When she saw the pine box that held her mother, she felt a strange guilt. Like she was betraying this woman that she didn’t even know. But then Earl needed her help to carry the box toward the lodge. Ravinia strained with all her might. She was barely up to the task and just managed to hang on to the slippery wood, her arms aching from the effort. They worked their way slowly to where her mother’s real grave lay and set the box down.
The rain had finally abated to a soft drizzle. Earl looked at the ground in front of Mary’s headstone and laid a hand on the wet earth.
“What?” Ravinia whispered.
“It was dug up recently.”
“No. It’s just messed up because of this damn rain.”
“We needed the rain to explain why the earth will be disturbed,” he muttered.
She gazed down at his damp blue baseball cap and the slick black jacket he wore. She needed better clothes for the weather. Something more weatherproof than this wool.
“Someone’s been here,” he said, his words so quiet, she had to strain to hear. Then he went back to the first grave, smoothed it over, then returned with his shovel.
“No one’s been here,” she told him, certain he was imagining it.
Earl bent down and began shoveling the dirt. He placed careful shovelfuls on the ground beside the grave while Ravinia watched and shivered. It felt like forever before Earl slowed down and finally stopped. Ravinia looked into a deep hole.
“Shouldn’t there be a casket by now?” she asked.
“There never was a casket.”
“So . . . where are the bones?”
Earl looked toward the west, and Ravinia followed his gaze, getting a bad feeling.
“Earl?” she asked, her shiver turning into a deep body shudder.
“He’s gone,” was all he said.
 
; Ravinia was still shaking by the time she entered Catherine’s room. Though she had shed her cloak and boots, the hems of her pant legs were soaking wet and left a damp trail up the stairs and into her aunt’s bedroom.
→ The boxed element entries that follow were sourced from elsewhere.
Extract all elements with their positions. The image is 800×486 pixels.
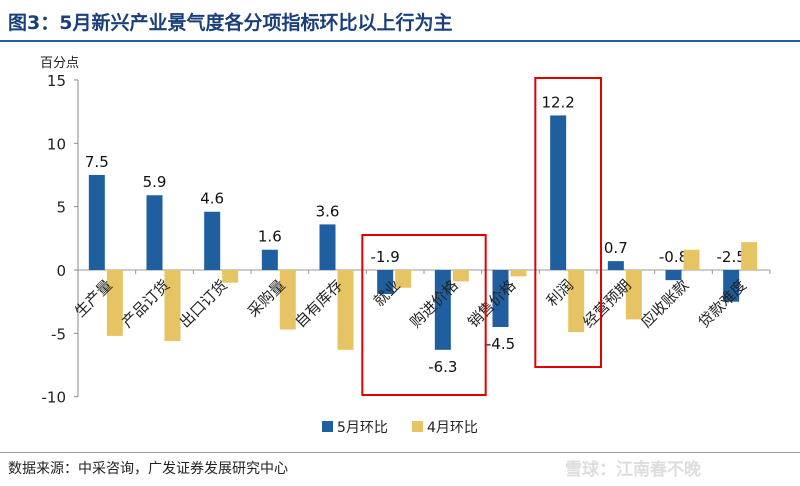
watermark: 雪球：江南春不晚	[565, 460, 701, 480]
x-tick-label: 贷款难度	[695, 276, 750, 331]
data-label: -2.5	[717, 248, 746, 266]
bar-apr	[222, 270, 239, 283]
highlight-box	[534, 77, 602, 368]
y-tick-label: -10	[42, 389, 67, 407]
legend-label: 4月环比	[427, 420, 478, 436]
data-label: -0.8	[659, 248, 688, 266]
data-label: 5.9	[143, 173, 167, 191]
bar-apr	[741, 242, 758, 270]
title-rule	[0, 40, 800, 42]
highlight-box	[361, 234, 487, 396]
bar-may	[377, 270, 394, 295]
data-label: 4.6	[200, 190, 224, 208]
y-tick-label: 10	[47, 135, 66, 153]
x-tick-label: 购进价格	[406, 276, 461, 331]
y-tick-label: 15	[47, 72, 66, 90]
bar-may	[550, 115, 567, 271]
bar-may	[319, 224, 336, 270]
bar-apr	[510, 270, 527, 277]
bar-may	[204, 211, 221, 270]
data-label: -4.5	[486, 335, 515, 353]
bar-may	[492, 270, 509, 328]
source-note: 数据来源：中采咨询，广发证券发展研究中心	[8, 461, 288, 477]
footer-rule	[0, 452, 800, 453]
y-tick-label: -5	[51, 325, 66, 343]
x-tick-label: 出口订货	[176, 276, 231, 331]
bar-may	[261, 249, 278, 270]
bar-apr	[106, 270, 123, 336]
y-tick-label: 5	[56, 199, 66, 217]
bar-may	[146, 195, 163, 270]
bar-apr	[683, 249, 700, 270]
bar-may	[665, 270, 682, 281]
data-label: -1.9	[371, 248, 400, 266]
y-tick-label: 0	[56, 262, 66, 280]
bar-apr	[395, 270, 412, 288]
bar-apr	[625, 270, 642, 320]
data-label: 7.5	[85, 153, 109, 171]
bar-apr	[279, 270, 296, 330]
bar-apr	[164, 270, 181, 341]
chart-title: 图3：5月新兴产业景气度各分项指标环比以上行为主	[8, 12, 453, 34]
data-label: 3.6	[316, 202, 340, 220]
legend-swatch	[322, 421, 333, 432]
data-label: 0.7	[604, 239, 628, 257]
y-axis-unit: 百分点	[40, 56, 80, 71]
bar-apr	[452, 270, 469, 282]
bar-may	[607, 261, 624, 270]
x-tick-label: 应收账款	[637, 276, 692, 331]
data-label: 1.6	[258, 228, 282, 246]
bar-apr	[337, 270, 354, 350]
data-label: -6.3	[428, 358, 457, 376]
bar-may	[88, 174, 105, 270]
legend-label: 5月环比	[337, 420, 388, 436]
legend-swatch	[412, 421, 423, 432]
bar-may	[434, 270, 451, 350]
data-label: 12.2	[541, 93, 574, 111]
bar-apr	[568, 270, 585, 333]
x-tick-label: 销售价格	[464, 276, 519, 331]
bar-may	[723, 270, 740, 302]
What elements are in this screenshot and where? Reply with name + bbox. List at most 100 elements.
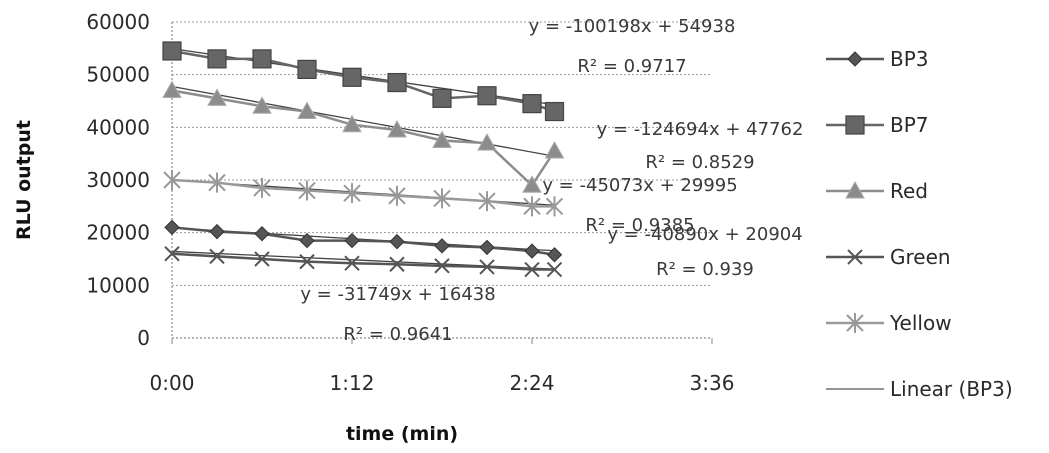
series-line-green — [171, 252, 555, 271]
data-point-bp7 — [342, 67, 362, 87]
data-point-yellow — [388, 185, 406, 206]
trendline-r2-yellow: R² = 0.9385 — [585, 215, 694, 236]
data-point-red — [522, 175, 542, 193]
y-tick-label: 40000 — [86, 115, 150, 139]
data-point-green — [254, 251, 270, 267]
data-series — [162, 41, 565, 278]
trendlines — [171, 48, 555, 270]
legend-marker — [845, 180, 865, 199]
legend-label: Linear (BP3) — [890, 377, 1013, 401]
trendline-equation-red: y = -124694x + 47762 — [597, 119, 804, 140]
data-point-bp7 — [432, 88, 452, 108]
data-point-green — [479, 259, 495, 275]
data-point-green — [344, 255, 360, 271]
data-point-red — [432, 130, 452, 148]
y-tick-label: 50000 — [86, 63, 150, 87]
legend-item-linear-bp3: Linear (BP3) — [826, 377, 1013, 401]
data-point-green — [546, 261, 563, 278]
legend-label: Yellow — [889, 311, 952, 335]
data-point-bp7 — [477, 86, 497, 106]
data-point-bp3 — [254, 226, 270, 242]
y-tick-label: 60000 — [86, 10, 150, 34]
y-tick-label: 20000 — [86, 221, 150, 245]
legend-label: Red — [890, 179, 928, 203]
data-point-bp3 — [164, 219, 180, 236]
trendline-equation-bp3: y = -40890x + 20904 — [607, 224, 802, 245]
data-point-green — [389, 256, 405, 272]
data-point-red — [387, 119, 407, 138]
legend-label: Green — [890, 245, 951, 269]
data-point-red — [297, 101, 317, 120]
y-tick-label: 0 — [137, 326, 150, 350]
data-point-bp3 — [524, 243, 540, 259]
data-point-yellow — [523, 196, 541, 217]
legend-marker — [847, 249, 863, 265]
series-line-red — [171, 89, 556, 188]
x-tick-label: 1:12 — [330, 371, 375, 395]
x-tick-label: 3:36 — [690, 371, 735, 395]
legend-marker — [846, 313, 864, 333]
data-point-red — [544, 141, 565, 159]
data-point-yellow — [545, 196, 564, 217]
trendline-annotations: y = -40890x + 20904 R² = 0.939 y = -100198… — [300, 16, 803, 345]
x-tick-label: 2:24 — [510, 371, 555, 395]
y-tick-label: 10000 — [86, 273, 150, 297]
data-point-bp3 — [344, 232, 360, 249]
data-point-bp7 — [252, 49, 272, 69]
trendline-equation-green: y = -31749x + 16438 — [300, 284, 495, 305]
data-point-bp7 — [522, 94, 542, 114]
data-point-bp7 — [387, 72, 407, 93]
data-point-bp3 — [434, 238, 450, 254]
trendline-equation-yellow: y = -45073x + 29995 — [542, 175, 737, 196]
data-point-green — [164, 246, 180, 262]
data-point-yellow — [253, 177, 271, 198]
data-point-yellow — [343, 183, 361, 204]
x-axis-title: time (min) — [346, 423, 458, 445]
tick-labels: 0 10000 20000 30000 40000 50000 60000 0:00 1:12 2… — [86, 10, 734, 395]
data-point-red — [342, 114, 362, 133]
trendline-equation-bp7: y = -100198x + 54938 — [529, 16, 736, 37]
data-point-green — [524, 261, 540, 278]
y-axis-title: RLU output — [13, 120, 35, 240]
data-point-bp3 — [546, 247, 563, 263]
data-point-bp7 — [297, 59, 317, 80]
data-point-bp3 — [209, 223, 225, 240]
data-point-red — [162, 80, 182, 98]
series-line-yellow — [171, 178, 555, 208]
legend-label: BP7 — [890, 113, 929, 137]
data-point-red — [477, 133, 497, 151]
data-point-yellow — [163, 170, 181, 190]
x-tick-label: 0:00 — [150, 371, 195, 395]
data-point-yellow — [433, 188, 451, 209]
legend-marker — [845, 115, 865, 135]
series-line-bp3 — [171, 226, 555, 257]
legend-item-bp7: BP7 — [826, 113, 929, 137]
series-line-bp7 — [171, 49, 555, 113]
legend-label: BP3 — [890, 47, 929, 71]
data-point-bp7 — [162, 41, 182, 61]
data-point-red — [207, 88, 227, 106]
data-point-bp3 — [299, 232, 315, 249]
data-point-yellow — [298, 180, 316, 201]
legend-marker — [847, 51, 863, 67]
data-point-green — [209, 248, 225, 265]
data-point-bp3 — [479, 239, 495, 256]
data-point-yellow — [478, 191, 496, 212]
data-point-bp7 — [207, 49, 227, 69]
data-point-yellow — [208, 172, 226, 193]
trendline-r2-green: R² = 0.9641 — [343, 324, 452, 345]
data-point-bp7 — [544, 101, 565, 122]
trendline-r2-bp7: R² = 0.9717 — [577, 56, 686, 77]
y-tick-label: 30000 — [86, 168, 150, 192]
legend-item-red: Red — [826, 179, 928, 203]
legend: BP3 BP7 Red Green Yellow Linear (BP3) — [826, 47, 1013, 401]
legend-item-yellow: Yellow — [826, 311, 952, 335]
data-point-green — [299, 253, 315, 270]
data-point-green — [434, 258, 450, 274]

“Well?” Catherine asked tautly.
“We moved Mary’s casket into the grave with the headstone. Earl says, with all this rain, the police won’t notice that it’s been recently dug. Although, he sure seems to be able to tell those kinds of things. He says they won’t be looking, though.”
“What are you talking about?” Catherine struggled out of bed and lit the lamp again. “Close the door,” she ordered in a harsh whisper.
Ravinia did as she asked, then turned back to her, her whole body feeling like it was clenched. “The bones were gone.”
“What?”
“They weren’t in the grave.” Catherine stared at her hard, and Ravinia added, “Even before we started digging, Earl noticed something. He said someone had been there.”
Catherine got to her feet, steadying herself for a moment. When Ravinia stepped forward, she snapped, “No, no. I’m fine. Just got up too fast. I hate being so feeble.”
“But you’re getting better.”
“Yes, yes, of course. Don’t worry. What else did Earl say?”
“Nothing. He just said, ‘He’s gone,’ and then we put Mary’s casket in the grave and covered it up.”
“This wasn’t Declan Jr.,” Catherine said, her expression hard to read. “This isn’t right.”
“Who’s Declan Jr.?”
“The son of the man who tried to rape me.”
“The one whose bones should have been in the grave? If it’s his father, maybe he did take them. I mean, who else would want them?” Ravinia demanded.
“He doesn’t know. He thinks someone else is his father.” Catherine waved her to silence, her face a study in concentration.
After a few minutes of complying, Ravinia had had enough. “What do you want me to do?”
“I’m still thinking.”
“Stop keeping me in the dark. Give me a clue. Something.”